そういう点で、プロ野球「東北楽天」や、成績低迷期の「阪神」は好感が持てます。
「東北楽天」でいえば現時点で既に黒字を出している点はすばらしいと思います。
おそらく今後は目新しさがなくなって、今のままでは動員が落ち込むのでしょうが、数年以内に、戦力やインフラ面での積極的な投資ができるだけの利益を出した上で、堅実な経営をしつつも数年に一度は優勝を争えるようなチームになっていくのではないかと思っていますが。
それは余談。


以前の人事部門で、ある個人競技で全国3位以内の経験がある後輩がいましたが、
「プロセスが大切」って発言をする学生に対する厳しさは、私なんかの比じゃありませんでした。


そういう人に限って状況を理解せずに、「私は一生懸命やっています」と言って、成果の出ないことを環境のせいにする傾向が強いのは事実です。

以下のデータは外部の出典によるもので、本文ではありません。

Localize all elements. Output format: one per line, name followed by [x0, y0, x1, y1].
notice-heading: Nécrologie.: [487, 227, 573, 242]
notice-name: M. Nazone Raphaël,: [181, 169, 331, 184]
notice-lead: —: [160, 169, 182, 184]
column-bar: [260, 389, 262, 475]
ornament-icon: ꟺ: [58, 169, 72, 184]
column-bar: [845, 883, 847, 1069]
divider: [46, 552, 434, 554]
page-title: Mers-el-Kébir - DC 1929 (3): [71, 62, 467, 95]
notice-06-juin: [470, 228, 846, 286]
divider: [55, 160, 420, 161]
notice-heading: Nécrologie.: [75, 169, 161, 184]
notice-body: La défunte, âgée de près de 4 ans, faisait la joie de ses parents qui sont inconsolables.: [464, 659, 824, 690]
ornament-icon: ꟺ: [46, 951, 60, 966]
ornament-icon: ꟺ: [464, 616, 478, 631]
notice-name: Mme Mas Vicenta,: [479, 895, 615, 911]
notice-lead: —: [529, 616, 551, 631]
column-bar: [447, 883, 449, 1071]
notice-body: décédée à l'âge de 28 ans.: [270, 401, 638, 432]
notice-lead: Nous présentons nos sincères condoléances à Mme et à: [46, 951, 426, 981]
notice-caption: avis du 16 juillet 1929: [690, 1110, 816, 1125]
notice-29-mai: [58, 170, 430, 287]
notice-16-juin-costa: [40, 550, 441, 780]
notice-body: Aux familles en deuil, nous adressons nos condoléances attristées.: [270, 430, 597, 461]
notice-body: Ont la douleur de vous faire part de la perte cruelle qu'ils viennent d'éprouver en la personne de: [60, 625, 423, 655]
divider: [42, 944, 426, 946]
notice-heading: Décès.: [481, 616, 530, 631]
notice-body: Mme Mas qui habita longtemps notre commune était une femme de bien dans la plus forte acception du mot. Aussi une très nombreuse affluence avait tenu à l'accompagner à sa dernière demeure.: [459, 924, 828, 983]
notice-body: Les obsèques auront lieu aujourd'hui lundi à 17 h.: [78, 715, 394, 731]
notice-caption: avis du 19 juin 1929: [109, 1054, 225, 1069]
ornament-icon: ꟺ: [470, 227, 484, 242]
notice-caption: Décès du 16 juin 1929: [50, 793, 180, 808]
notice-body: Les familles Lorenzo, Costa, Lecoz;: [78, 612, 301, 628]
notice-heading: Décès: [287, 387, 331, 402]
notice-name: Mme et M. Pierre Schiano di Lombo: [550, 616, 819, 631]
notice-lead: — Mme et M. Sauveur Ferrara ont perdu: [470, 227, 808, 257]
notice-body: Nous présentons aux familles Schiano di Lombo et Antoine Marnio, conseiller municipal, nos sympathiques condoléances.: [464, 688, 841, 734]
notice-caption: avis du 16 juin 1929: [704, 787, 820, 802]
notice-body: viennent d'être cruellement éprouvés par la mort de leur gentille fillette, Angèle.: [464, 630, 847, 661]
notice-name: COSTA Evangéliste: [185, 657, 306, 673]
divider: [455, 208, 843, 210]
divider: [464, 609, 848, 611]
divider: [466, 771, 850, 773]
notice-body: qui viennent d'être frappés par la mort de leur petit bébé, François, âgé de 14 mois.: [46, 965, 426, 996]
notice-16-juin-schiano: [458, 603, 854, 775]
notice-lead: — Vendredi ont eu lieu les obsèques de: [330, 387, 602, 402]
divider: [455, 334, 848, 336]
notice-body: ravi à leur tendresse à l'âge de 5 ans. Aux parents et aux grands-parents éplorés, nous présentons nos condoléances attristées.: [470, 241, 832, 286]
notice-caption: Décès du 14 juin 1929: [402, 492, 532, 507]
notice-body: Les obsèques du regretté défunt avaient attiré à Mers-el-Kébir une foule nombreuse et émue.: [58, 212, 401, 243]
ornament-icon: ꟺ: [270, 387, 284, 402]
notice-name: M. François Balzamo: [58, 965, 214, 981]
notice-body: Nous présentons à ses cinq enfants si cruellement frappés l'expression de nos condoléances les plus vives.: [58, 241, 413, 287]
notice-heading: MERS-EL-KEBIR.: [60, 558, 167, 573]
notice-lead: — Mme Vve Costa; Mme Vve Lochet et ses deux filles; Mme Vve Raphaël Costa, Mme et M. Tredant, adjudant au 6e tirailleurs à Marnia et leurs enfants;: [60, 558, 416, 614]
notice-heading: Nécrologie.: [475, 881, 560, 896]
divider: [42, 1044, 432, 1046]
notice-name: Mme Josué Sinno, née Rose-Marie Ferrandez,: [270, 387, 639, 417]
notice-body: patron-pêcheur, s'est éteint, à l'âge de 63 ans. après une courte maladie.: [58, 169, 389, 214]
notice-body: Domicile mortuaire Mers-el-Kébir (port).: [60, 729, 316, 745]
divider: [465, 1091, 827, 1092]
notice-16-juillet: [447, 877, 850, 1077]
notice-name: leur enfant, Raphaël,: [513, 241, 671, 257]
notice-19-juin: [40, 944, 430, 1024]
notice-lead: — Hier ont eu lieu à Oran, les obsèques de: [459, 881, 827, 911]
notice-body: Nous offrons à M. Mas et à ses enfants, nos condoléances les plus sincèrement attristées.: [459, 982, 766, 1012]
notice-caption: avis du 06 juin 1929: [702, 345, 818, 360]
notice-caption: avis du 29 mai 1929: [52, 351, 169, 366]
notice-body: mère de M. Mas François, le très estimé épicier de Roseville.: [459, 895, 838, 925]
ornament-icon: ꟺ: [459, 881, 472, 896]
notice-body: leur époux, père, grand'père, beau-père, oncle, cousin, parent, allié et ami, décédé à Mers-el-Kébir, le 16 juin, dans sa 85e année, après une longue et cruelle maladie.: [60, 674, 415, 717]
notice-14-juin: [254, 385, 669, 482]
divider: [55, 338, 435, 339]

対価をもらう仕事である以上、「一生懸命」はあくまで手段であって、目的ではありません。


仕事は結果で評価されてしまいます。

ビギナーのうちは「(組織や上司が)決めたこと」をどれくらい愚直に実行できるかというプロセスも見てもらえますが、最終的に望まれるレベルに結果が達しない人は、残念ながら民間企業で高く評価されることはありません。


プロが重視すべき結果とは営業面での成績でしょうし、
アマチュアが重視すべき結果とは、「勝敗」や「記録」なのではないかと思います。


もちろん団体競技なんかでは全員がレギュラーではありえないのですが、

勝つためにチームに対して何ができたか、
個人競技であれば、結果としてどれだけレベルが上がったかという点に強く意識をおくことは、それが何らかの競技である以上不可欠ではないでしょうか。